In this notebook we will see how the
decision trees can be used to make predictions.
This method is known as
*regression trees*.

# Basics of Regression Trees

A regression tree is a non-parametric model that is used to predict
response variables.
They are a simple and interpretable alternative to
multiple regression, which also uses features to predict a response
assuming the relationship between response and features is linear.
Regression trees are particularly useful when the relationship between
response and features may be non-linear and difficult to specify.
The
figure below is an example of a regression tree.
In this model, baseball
players salaries are predicted based on how long they have been playing
and the number of hits the player had in the previous season.
Because
the salaries of some baseball players can be much larger than the
majority of the players (i.e.
the salaries have outliers), we use a
transformation and look at the log of the salaries.

![](HittersPrune){width="12cm"}

In this tree, the first partition is based on whether the player has
been playing less than 4.5 years (left branch) or greater than or equal
to 4.5 years (right branch).
For players who have been playing less than
4.5 years, the number of hits is not useful in predicting their salary.
Their salary is predicted by averaging all the salaries of players with
years &lt; 4.5.
This number is shown at the leaf of this branch and is
5.107.
Remember this is the log of the salary (in thousands of dollars)
and so the predicted salary is $1000*e^{5.107} = \$ 165,174$.

For the players that have been playing for longer than 4.5 years, the
variable *Hits* further distinguishes the predicted salary.
For
those with hits below 117.5, the predicted log salary, 5.998, is found
as the average log salary of all players who have both $ Years \ge 4.5$
and $Hits < 117.5$.

![](regPlot){width="12cm"}

The regression tree can be visualized as in the plot in Figure 2.
The
region *R1* corresponds to all players who have been playing less
than 4.5 years.
The average of the log salaries in region R1is the
predicted value shown in the tree in Figure 1, 5.107.
The three regions
can be summarized as

-   R1: X | Years &lt;4.5

-   R2: X | Years $\ge$ 4.5, Hits &lt; 117.5

-   R3: X | Years $\ge$ 4.5, Hits $\ge$ 117.5

# How are regression trees made?

The algorithm that creates the tree partitions the set of features into
$J$ distinct and non-overlapping regions, $R_1, R_2, \ldots, R_J$.
The
predicted response in region $R_i$ is then the mean (arithmetic average)
of the responses in that region.
The regions are defined to be
rectangles (or higher-dimension boxes) for simplicity.
The regions are
chosen to minimize the sum of the squared differences between each
observed response and the predicted response.
It is not computationally
possible to look at all possible partitions, so the regression tree is
constructed using *recursive binary splitting*, which means that at
each split, the tree branches into two parts choosing the best split (in
terms of the sum of squared differences).

# Pruning

The tree shown in Figure 1 is actually derived from another tree by
*pruning*.
It is a tree that has been pruned to have only three
nodes.
A bigger tree is shown in the figure below.
This tree has eight
nodes rather than three and the prediction of salary is seen to be a bit
more complex than the previous tree.

![](treefit){width="12cm"}

It is often a good idea to start with a big tree and use some systematic
methods to prune the tree to an acceptable or optimal level.
There are
algorithms similar to the Lasso that can be used to find a good pruning
(called a *subtree*) for our regression tree that penalizes the sum
of squared errors for having more nodes.
For example, if you have the
number of nodes equal to the number of data points with one point per
node, your sum of squared errors would be zero since the predicted value
would equal the observed value for all nodes.
But this would not be very
good for prediction of a new data point.
Ideally we would like to have
enough nodes (leaves) so that the responses within each leaf are closely
spaced and the regression surface is nearly constant.

# Summary

Some of the advantages of regression trees are summarized here.

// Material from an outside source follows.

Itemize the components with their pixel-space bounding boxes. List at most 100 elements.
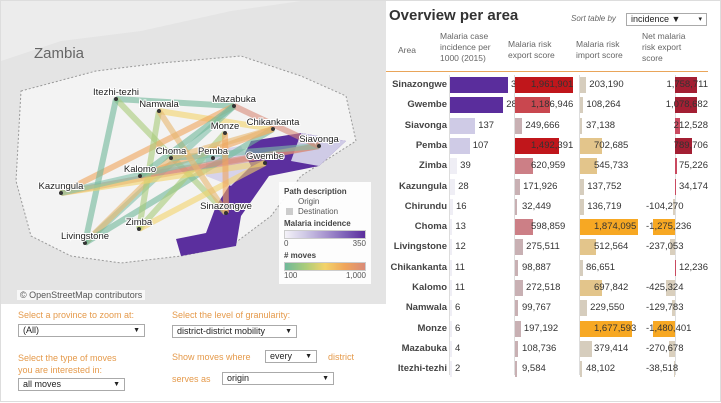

-   Making predictions is fast - you just look up the constants in the
    tree.

-   It is easy to see what variables are most important in making the
    predictions.

-   If some data is missing and we can’t get all the way to a leaf, we
    can still make a prediction by averaging all the leaves in the
    subtree we can reach.

-   The model works well for non-linear relationships and for linear
    relationships.

-   The trees can be built quickly using computer algorithms.